Crosslinked p(MMA) particles by RAFT emulsion polymerisation: tuning size and stability

Abstract

The controlled synthesis of amphiphilic di-block copolymers allows a large array of nanostructures to be created, including block copolymer particles, which have proved valuable for biomedical applications. Despite progress in targeting specific block copolymer architectures, control over the size and stability of spherical particles is less well explored. Here, we report the use of RAFT emulsion polymerisation to synthesise a library of p(MMA) particles, crosslinked with ethylene glycol dimethacrylate and stabilised by brush-like poly(ethylene glycol)-based polymers. We successfully synthesised a range of block copolymer particles, offering stability up to p(MMA)₁₀₀₀, with DLS reporting stable particle diameters of 33–176 nm and PDI < 0.2. DLS and AFM studies showed a general increase in particle diameter with increasing amounts of p(MMA). The use of a PEG methacrylate monomer with a methyl ether end group resulted in more well defined and stable particles than those with hydroxyl end groups.
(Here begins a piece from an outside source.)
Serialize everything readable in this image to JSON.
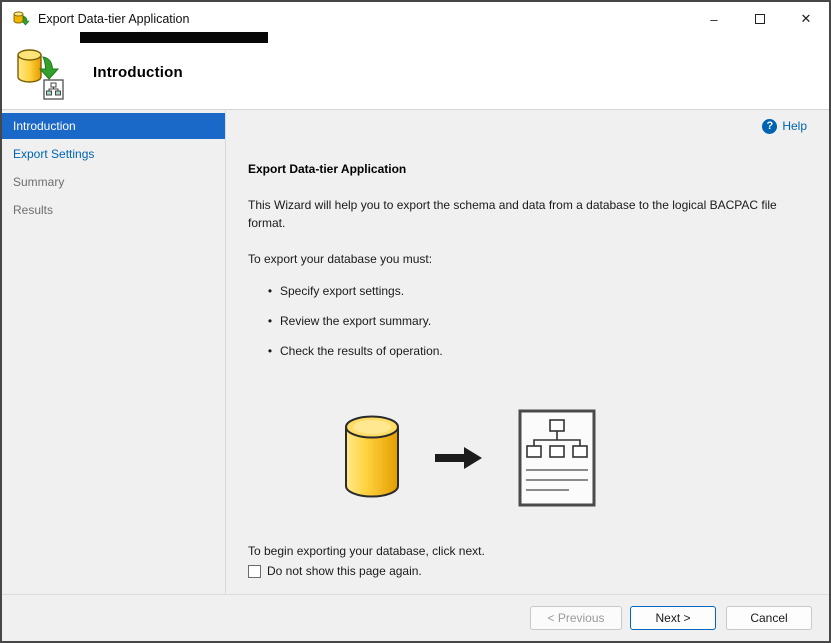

The copolymerisation of a suitably functionalized Gd(III) complex into the shell of the spherical p(MMA) particles resulted in Gd-loaded particles that were investigated in detail by ¹H NMR relaxometry, demonstrating that the Gd complex was successfully incorporated into the particles. This study will inform the synthesis of core–shell particles with optimised stability and targeted sizes, and show a simple method to incorporate a molecular sensor, generating a macromolecular imaging agent.